Tourists gather yearly to see the Yörük caravans depart their winter coastal homes for their summer pastureland in the Taurus Mountains. Excitement abounds. Sheep and goats walk single file, bells ringing. The huge loads of tents and equipment carried by camels are covered by colorful Turkish rugs. Women in their long, flowered skirts and young people dressed in their colorful best lend an air of festivity.
This 1,000 year way of life is vanishing as modernization infringes on traditional grazing rights and the younger generation look for an easier life with jobs in the city. In 2020, there were only eighty-six migrating families, and most of them used trucks and tractors to transport their animals. This yearly migration was disrupted by covid travel bans, and it will be difficult to overcome the loss of livestock.

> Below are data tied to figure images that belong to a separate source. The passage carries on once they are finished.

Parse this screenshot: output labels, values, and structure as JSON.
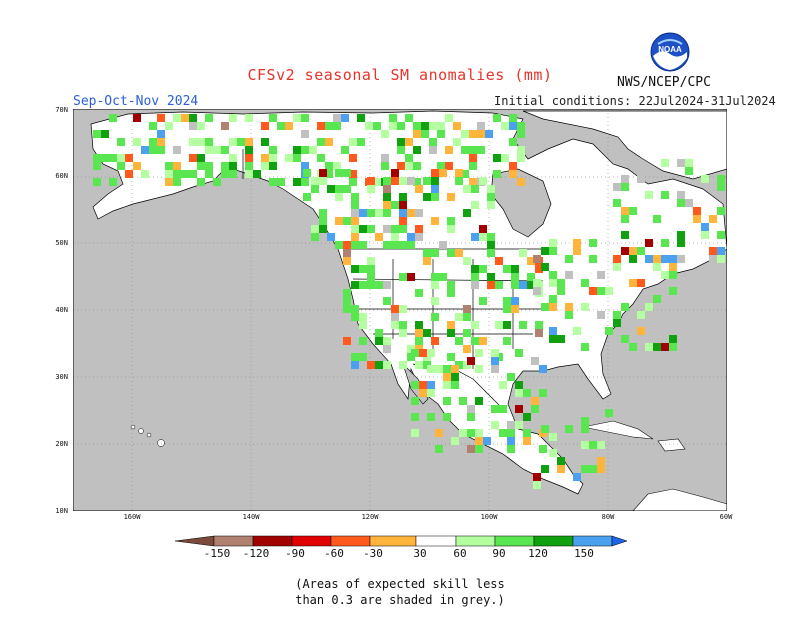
{
  "header": {
    "title": "CFSv2 seasonal SM anomalies (mm)",
    "season": "Sep-Oct-Nov 2024",
    "initial_conditions": "Initial conditions: 22Jul2024-31Jul2024",
    "agency": "NWS/NCEP/CPC",
    "logo_text": "NOAA"
  },
  "map": {
    "lat_labels": [
      "70N",
      "60N",
      "50N",
      "40N",
      "30N",
      "20N",
      "10N"
    ],
    "lon_labels": [
      "160W",
      "140W",
      "120W",
      "100W",
      "80W",
      "60W"
    ],
    "colors": {
      "ocean": "#c0c0c0",
      "land": "#ffffff",
      "grey_skill": "#c0c0c0"
    }
  },
  "legend": {
    "ticks": [
      "-150",
      "-120",
      "-90",
      "-60",
      "-30",
      "30",
      "60",
      "90",
      "120",
      "150"
    ],
    "colors": [
      "#7b4a3a",
      "#b08070",
      "#a00000",
      "#e00000",
      "#ff5a1e",
      "#ffb43c",
      "#ffffff",
      "#b4ffa0",
      "#5ae650",
      "#10a010",
      "#4ba0f0",
      "#1e64e6"
    ]
  },
  "note": {
    "line1": "(Areas of expected skill less",
    "line2": "than 0.3 are shaded in grey.)"
  }
}
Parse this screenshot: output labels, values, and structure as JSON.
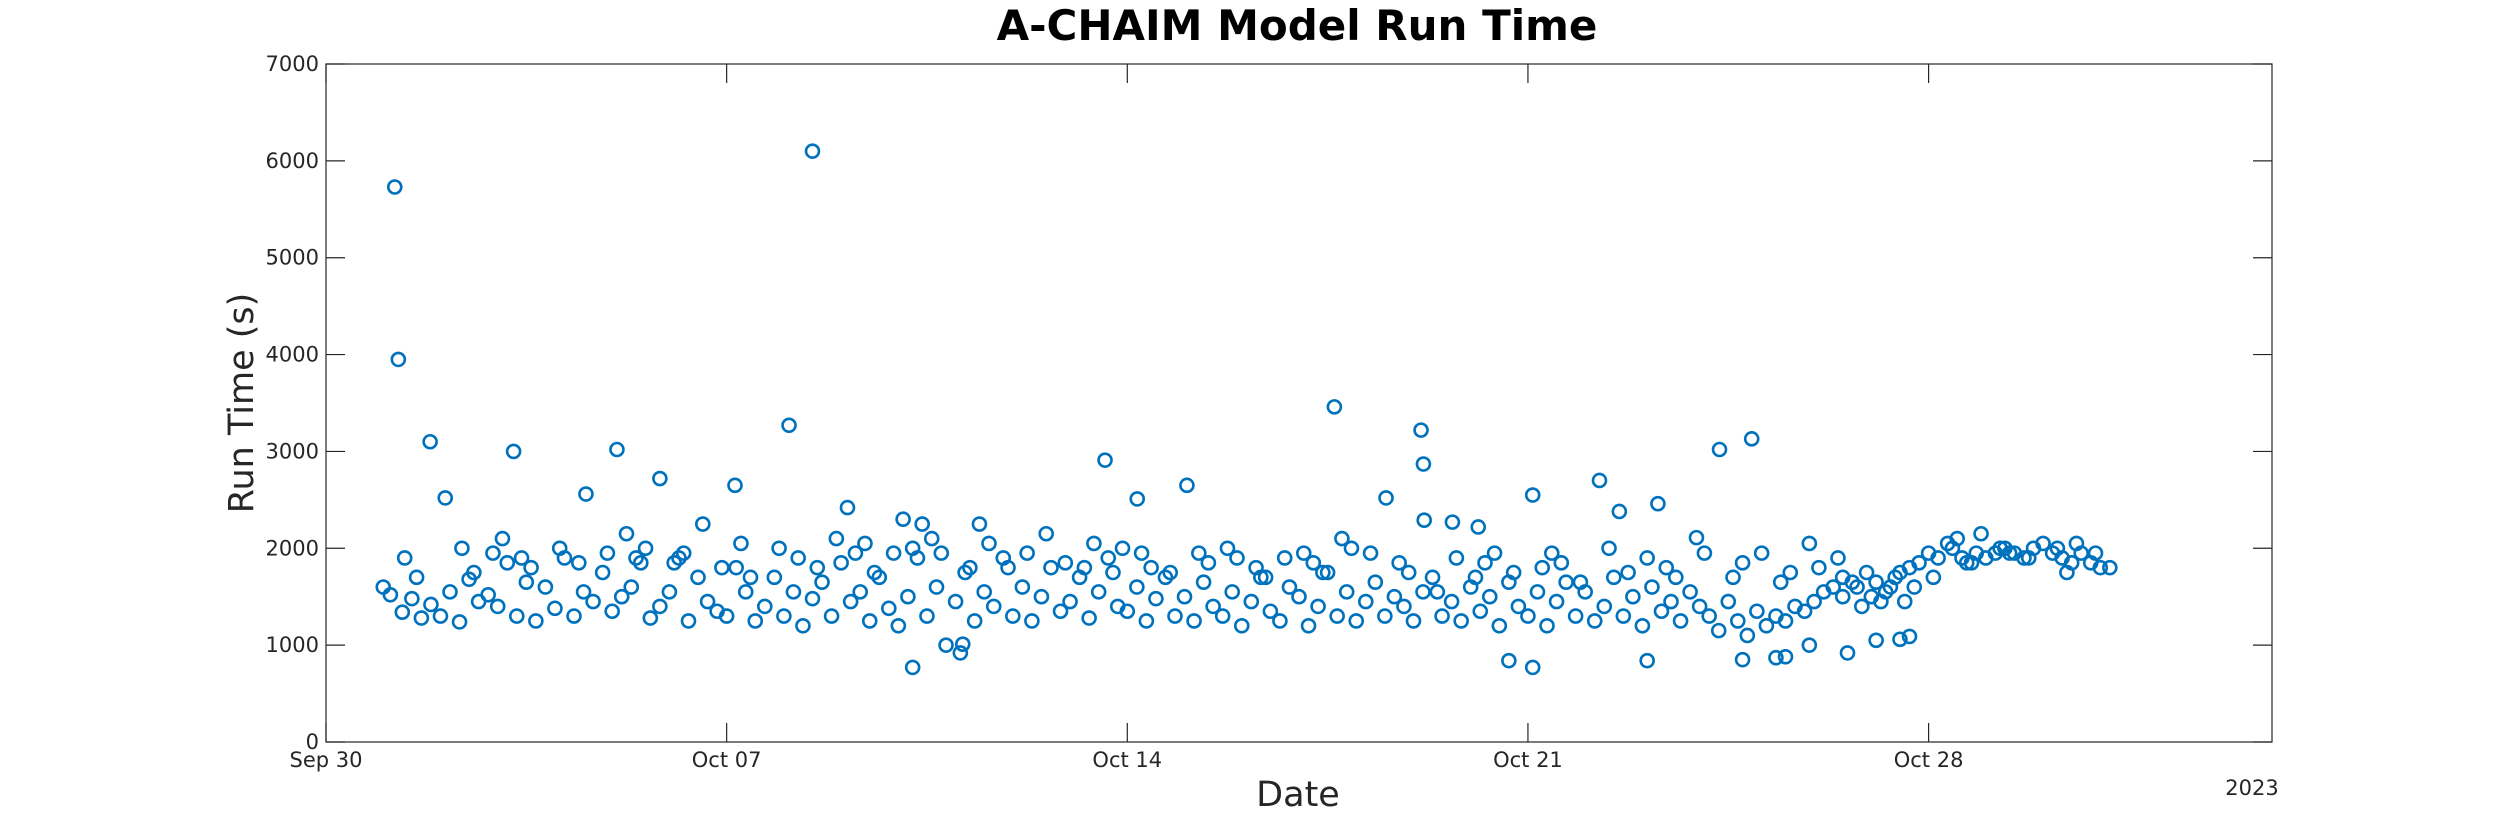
{
  "chart_data": {
    "type": "scatter",
    "title": "A-CHAIM Model Run Time",
    "xlabel": "Date",
    "ylabel": "Run Time (s)",
    "x_secondary_label": "2023",
    "xlim": [
      "2023-09-30",
      "2023-11-03"
    ],
    "ylim": [
      0,
      7000
    ],
    "yticks": [
      0,
      1000,
      2000,
      3000,
      4000,
      5000,
      6000,
      7000
    ],
    "xticks": [
      {
        "date": "2023-09-30",
        "label": "Sep 30"
      },
      {
        "date": "2023-10-07",
        "label": "Oct 07"
      },
      {
        "date": "2023-10-14",
        "label": "Oct 14"
      },
      {
        "date": "2023-10-21",
        "label": "Oct 21"
      },
      {
        "date": "2023-10-28",
        "label": "Oct 28"
      }
    ],
    "grid": false,
    "marker": "open-circle",
    "color": "#0072BD",
    "series": [
      {
        "x": [
          "2023-10-01 04:50",
          "2023-10-08 12:00",
          "2023-10-01 06:20",
          "2023-10-01 19:40",
          "2023-10-03 06:40",
          "2023-10-04 13:00",
          "2023-10-08 02:10",
          "2023-10-05 02:00",
          "2023-10-17 14:50",
          "2023-10-19 03:10",
          "2023-10-24 21:50",
          "2023-10-24 08:20",
          "2023-10-05 20:00",
          "2023-10-07 03:30",
          "2023-10-13 14:40",
          "2023-10-15 01:00",
          "2023-10-19 04:10",
          "2023-10-21 02:00",
          "2023-10-22 06:00",
          "2023-10-18 12:30",
          "2023-10-14 04:10",
          "2023-10-23 06:30",
          "2023-10-09 02:40",
          "2023-10-02 02:00",
          "2023-10-10 02:00",
          "2023-10-10 10:00",
          "2023-10-22 14:20",
          "2023-10-19 04:30",
          "2023-10-19 16:20",
          "2023-10-20 03:10",
          "2023-10-23 22:40",
          "2023-10-26 12:00"
        ],
        "y": [
          5730,
          6100,
          3950,
          3100,
          3000,
          2560,
          3270,
          3020,
          3460,
          3220,
          3130,
          3020,
          2720,
          2650,
          2910,
          2650,
          2870,
          2550,
          2700,
          2520,
          2510,
          2460,
          2420,
          2520,
          2300,
          2250,
          2380,
          2290,
          2270,
          2220,
          2110,
          1700
        ]
      },
      {
        "x": [
          "2023-10-01 00:00",
          "2023-10-01 03:00",
          "2023-10-01 08:00",
          "2023-10-01 12:00",
          "2023-10-01 16:00",
          "2023-10-01 20:00",
          "2023-10-02 00:00",
          "2023-10-02 04:00",
          "2023-10-02 08:00",
          "2023-10-02 12:00",
          "2023-10-02 16:00",
          "2023-10-02 20:00",
          "2023-10-03 00:00",
          "2023-10-03 04:00",
          "2023-10-03 08:00",
          "2023-10-03 12:00",
          "2023-10-03 16:00",
          "2023-10-03 20:00",
          "2023-10-04 00:00",
          "2023-10-04 04:00",
          "2023-10-04 08:00",
          "2023-10-04 12:00",
          "2023-10-04 16:00",
          "2023-10-04 20:00",
          "2023-10-05 00:00",
          "2023-10-05 04:00",
          "2023-10-05 08:00",
          "2023-10-05 12:00",
          "2023-10-05 16:00",
          "2023-10-05 20:00",
          "2023-10-06 00:00",
          "2023-10-06 04:00",
          "2023-10-06 08:00",
          "2023-10-06 12:00",
          "2023-10-06 16:00",
          "2023-10-06 20:00",
          "2023-10-07 00:00",
          "2023-10-07 04:00",
          "2023-10-07 08:00",
          "2023-10-07 12:00",
          "2023-10-07 16:00",
          "2023-10-07 20:00",
          "2023-10-08 00:00",
          "2023-10-08 04:00",
          "2023-10-08 08:00",
          "2023-10-08 12:00",
          "2023-10-08 16:00",
          "2023-10-08 20:00",
          "2023-10-09 00:00",
          "2023-10-09 04:00",
          "2023-10-09 08:00",
          "2023-10-09 12:00",
          "2023-10-09 16:00",
          "2023-10-09 20:00",
          "2023-10-10 00:00",
          "2023-10-10 04:00",
          "2023-10-10 08:00",
          "2023-10-10 12:00",
          "2023-10-10 16:00",
          "2023-10-10 20:00",
          "2023-10-11 00:00",
          "2023-10-11 04:00",
          "2023-10-11 08:00",
          "2023-10-11 12:00",
          "2023-10-11 16:00",
          "2023-10-11 20:00",
          "2023-10-12 00:00",
          "2023-10-12 04:00",
          "2023-10-12 08:00",
          "2023-10-12 12:00",
          "2023-10-12 16:00",
          "2023-10-12 20:00",
          "2023-10-13 00:00",
          "2023-10-13 04:00",
          "2023-10-13 08:00",
          "2023-10-13 12:00",
          "2023-10-13 16:00",
          "2023-10-13 20:00",
          "2023-10-14 00:00",
          "2023-10-14 04:00",
          "2023-10-14 08:00",
          "2023-10-14 12:00",
          "2023-10-14 16:00",
          "2023-10-14 20:00",
          "2023-10-15 00:00",
          "2023-10-15 04:00",
          "2023-10-15 08:00",
          "2023-10-15 12:00",
          "2023-10-15 16:00",
          "2023-10-15 20:00",
          "2023-10-16 00:00",
          "2023-10-16 04:00",
          "2023-10-16 08:00",
          "2023-10-16 12:00",
          "2023-10-16 16:00",
          "2023-10-16 20:00",
          "2023-10-17 00:00",
          "2023-10-17 04:00",
          "2023-10-17 08:00",
          "2023-10-17 12:00",
          "2023-10-17 16:00",
          "2023-10-17 20:00",
          "2023-10-18 00:00",
          "2023-10-18 04:00",
          "2023-10-18 08:00",
          "2023-10-18 12:00",
          "2023-10-18 16:00",
          "2023-10-18 20:00",
          "2023-10-19 00:00",
          "2023-10-19 04:00",
          "2023-10-19 08:00",
          "2023-10-19 12:00",
          "2023-10-19 16:00",
          "2023-10-19 20:00",
          "2023-10-20 00:00",
          "2023-10-20 04:00",
          "2023-10-20 08:00",
          "2023-10-20 12:00",
          "2023-10-20 16:00",
          "2023-10-20 20:00",
          "2023-10-21 00:00",
          "2023-10-21 04:00",
          "2023-10-21 08:00",
          "2023-10-21 12:00",
          "2023-10-21 16:00",
          "2023-10-21 20:00",
          "2023-10-22 00:00",
          "2023-10-22 04:00",
          "2023-10-22 08:00",
          "2023-10-22 12:00",
          "2023-10-22 16:00",
          "2023-10-22 20:00",
          "2023-10-23 00:00",
          "2023-10-23 04:00",
          "2023-10-23 08:00",
          "2023-10-23 12:00",
          "2023-10-23 16:00",
          "2023-10-23 20:00",
          "2023-10-24 00:00",
          "2023-10-24 04:00",
          "2023-10-24 08:00",
          "2023-10-24 12:00",
          "2023-10-24 16:00",
          "2023-10-24 20:00",
          "2023-10-25 00:00",
          "2023-10-25 04:00",
          "2023-10-25 08:00",
          "2023-10-25 12:00",
          "2023-10-25 16:00",
          "2023-10-25 20:00",
          "2023-10-26 00:00",
          "2023-10-26 04:00",
          "2023-10-26 08:00",
          "2023-10-26 12:00",
          "2023-10-26 16:00",
          "2023-10-26 20:00",
          "2023-10-27 00:00",
          "2023-10-27 04:00",
          "2023-10-27 08:00",
          "2023-10-27 12:00",
          "2023-10-27 16:00",
          "2023-10-27 20:00",
          "2023-10-28 00:00",
          "2023-10-28 04:00",
          "2023-10-28 08:00",
          "2023-10-28 12:00",
          "2023-10-28 16:00",
          "2023-10-28 20:00",
          "2023-10-29 00:00",
          "2023-10-29 04:00",
          "2023-10-29 08:00",
          "2023-10-29 12:00",
          "2023-10-29 16:00",
          "2023-10-29 20:00",
          "2023-10-30 00:00",
          "2023-10-30 04:00",
          "2023-10-30 08:00",
          "2023-10-30 12:00",
          "2023-10-30 16:00",
          "2023-10-30 20:00",
          "2023-10-31 00:00",
          "2023-10-31 04:00"
        ],
        "y": [
          1600,
          1520,
          1340,
          1480,
          1280,
          1420,
          1300,
          1550,
          1240,
          1680,
          1450,
          1520,
          1400,
          1850,
          1300,
          1650,
          1250,
          1600,
          1380,
          1900,
          1300,
          1550,
          1450,
          1750,
          1350,
          1500,
          1600,
          1850,
          1280,
          1400,
          1550,
          1900,
          1250,
          1700,
          1450,
          1350,
          1300,
          1800,
          1550,
          1250,
          1400,
          1700,
          1300,
          1550,
          1200,
          1480,
          1650,
          1300,
          1850,
          1450,
          1550,
          1250,
          1700,
          1380,
          1200,
          1500,
          1900,
          1300,
          1600,
          1000,
          1450,
          1750,
          1250,
          1550,
          1400,
          1900,
          1300,
          1600,
          1250,
          1500,
          1800,
          1350,
          1450,
          1700,
          1280,
          1550,
          1900,
          1400,
          1350,
          1600,
          1250,
          1480,
          1700,
          1300,
          1500,
          1250,
          1650,
          1400,
          1300,
          1550,
          1200,
          1450,
          1700,
          1350,
          1250,
          1600,
          1500,
          1200,
          1400,
          1750,
          1300,
          1550,
          1250,
          1450,
          1650,
          1300,
          1500,
          1400,
          1250,
          1550,
          1700,
          1300,
          1450,
          1250,
          1600,
          1350,
          1500,
          1200,
          1650,
          1400,
          1300,
          1550,
          1200,
          1450,
          1650,
          1300,
          1550,
          1250,
          1400,
          1700,
          1300,
          1500,
          1200,
          1600,
          1350,
          1450,
          1250,
          1550,
          1400,
          1300,
          1150,
          1450,
          1250,
          1100,
          1350,
          1200,
          1300,
          1250,
          1400,
          1350,
          1450,
          1550,
          1600,
          1500,
          1650,
          1400,
          1500,
          1450,
          1600,
          1750,
          1800,
          1850,
          1950,
          1900,
          2050,
          2100,
          1850,
          1950,
          1900,
          1950,
          2000,
          1950,
          1900,
          2000,
          2050,
          1950,
          1900,
          1850,
          1950,
          1850,
          1800,
          1800
        ]
      },
      {
        "x": [
          "2023-10-01 09:00",
          "2023-10-01 14:00",
          "2023-10-02 09:00",
          "2023-10-02 14:00",
          "2023-10-02 22:00",
          "2023-10-03 02:00",
          "2023-10-03 10:00",
          "2023-10-03 14:00",
          "2023-10-04 02:00",
          "2023-10-04 10:00",
          "2023-10-04 22:00",
          "2023-10-05 06:00",
          "2023-10-05 10:00",
          "2023-10-05 14:00",
          "2023-10-06 02:00",
          "2023-10-06 06:00",
          "2023-10-06 14:00",
          "2023-10-06 22:00",
          "2023-10-07 06:00",
          "2023-10-07 10:00",
          "2023-10-07 22:00",
          "2023-10-08 06:00",
          "2023-10-08 14:00",
          "2023-10-08 22:00",
          "2023-10-09 06:00",
          "2023-10-09 10:00",
          "2023-10-09 14:00",
          "2023-10-09 22:00",
          "2023-10-10 06:00",
          "2023-10-10 14:00",
          "2023-10-10 18:00",
          "2023-10-11 06:00",
          "2023-10-11 10:00",
          "2023-10-11 14:00",
          "2023-10-11 22:00",
          "2023-10-12 06:00",
          "2023-10-12 14:00",
          "2023-10-12 22:00",
          "2023-10-13 06:00",
          "2023-10-13 10:00",
          "2023-10-13 18:00",
          "2023-10-13 22:00",
          "2023-10-14 06:00",
          "2023-10-14 10:00",
          "2023-10-14 18:00",
          "2023-10-15 06:00",
          "2023-10-15 10:00",
          "2023-10-15 18:00",
          "2023-10-15 22:00",
          "2023-10-16 06:00",
          "2023-10-16 10:00",
          "2023-10-16 18:00",
          "2023-10-17 02:00",
          "2023-10-17 06:00",
          "2023-10-17 10:00",
          "2023-10-17 18:00",
          "2023-10-17 22:00",
          "2023-10-18 06:00",
          "2023-10-18 18:00",
          "2023-10-18 22:00",
          "2023-10-19 10:00",
          "2023-10-19 18:00",
          "2023-10-20 02:00",
          "2023-10-20 06:00",
          "2023-10-20 10:00",
          "2023-10-20 18:00",
          "2023-10-21 06:00",
          "2023-10-21 10:00",
          "2023-10-21 14:00",
          "2023-10-21 22:00",
          "2023-10-22 10:00",
          "2023-10-22 18:00",
          "2023-10-23 02:00",
          "2023-10-23 10:00",
          "2023-10-23 14:00",
          "2023-10-24 02:00",
          "2023-10-24 14:00",
          "2023-10-24 18:00",
          "2023-10-25 02:00",
          "2023-10-25 10:00",
          "2023-10-25 14:00",
          "2023-10-25 22:00",
          "2023-10-26 02:00",
          "2023-10-26 10:00",
          "2023-10-26 18:00",
          "2023-10-26 22:00",
          "2023-10-27 02:00",
          "2023-10-27 06:00",
          "2023-10-27 10:00",
          "2023-10-27 14:00",
          "2023-10-27 18:00",
          "2023-10-28 02:00",
          "2023-10-28 10:00",
          "2023-10-28 14:00",
          "2023-10-28 18:00",
          "2023-10-28 22:00",
          "2023-10-29 06:00",
          "2023-10-29 10:00",
          "2023-10-29 18:00",
          "2023-10-30 06:00",
          "2023-10-30 10:00",
          "2023-10-30 14:00",
          "2023-10-30 22:00"
        ],
        "y": [
          1900,
          1700,
          2000,
          1750,
          1950,
          2100,
          1900,
          1800,
          2000,
          1850,
          1950,
          2150,
          1900,
          2000,
          1850,
          1950,
          2250,
          1800,
          2050,
          1700,
          2000,
          1900,
          1800,
          2100,
          1950,
          2050,
          1750,
          1950,
          2000,
          2100,
          1950,
          1800,
          2250,
          2050,
          1800,
          1950,
          2150,
          1850,
          1800,
          2050,
          1750,
          2000,
          1950,
          1800,
          1750,
          1950,
          1850,
          2000,
          1900,
          1800,
          1700,
          1900,
          1950,
          1850,
          1750,
          2100,
          2000,
          1950,
          1850,
          1750,
          1550,
          1900,
          1700,
          1850,
          1950,
          1750,
          1800,
          1950,
          1850,
          1650,
          2000,
          1750,
          1900,
          1800,
          1700,
          1950,
          1700,
          1850,
          1950,
          1650,
          1750,
          2050,
          1800,
          1900,
          1600,
          1750,
          1650,
          1550,
          1700,
          1450,
          1600,
          1700,
          2000,
          1900,
          1850,
          2150,
          2000,
          1950,
          1900,
          2000,
          1750,
          2050,
          1950
        ]
      },
      {
        "x": [
          "2023-10-10 06:00",
          "2023-10-11 02:00",
          "2023-10-11 03:00",
          "2023-10-20 16:00",
          "2023-10-21 02:00",
          "2023-10-23 02:00",
          "2023-10-24 18:00",
          "2023-10-25 08:00",
          "2023-10-25 12:00",
          "2023-10-25 22:00",
          "2023-10-26 14:00",
          "2023-10-27 02:00",
          "2023-10-27 12:00",
          "2023-10-27 16:00"
        ],
        "y": [
          770,
          920,
          1010,
          840,
          770,
          840,
          850,
          870,
          880,
          1000,
          920,
          1050,
          1060,
          1090
        ]
      }
    ]
  }
}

The Yörük (name derived from the Turkish verb meaning to walk) are a Turkish tribal group numbering 463,000. They are Sunni Muslims, but Shamanistic practices of the past, such as warding off evil spirits, still exist. Their language is a dialect of Turkish (Balkan Gagauz Turkish) and has no Scriptures.
Yörüks are honorable with strong moral principles. They are frugal, but also warmly hospitable, offering visitors foods like butter, cheese, yogurt, and perhaps meat. The Yörük value cleanliness and freedom but will never be clean from sin and have true freedom without Christ.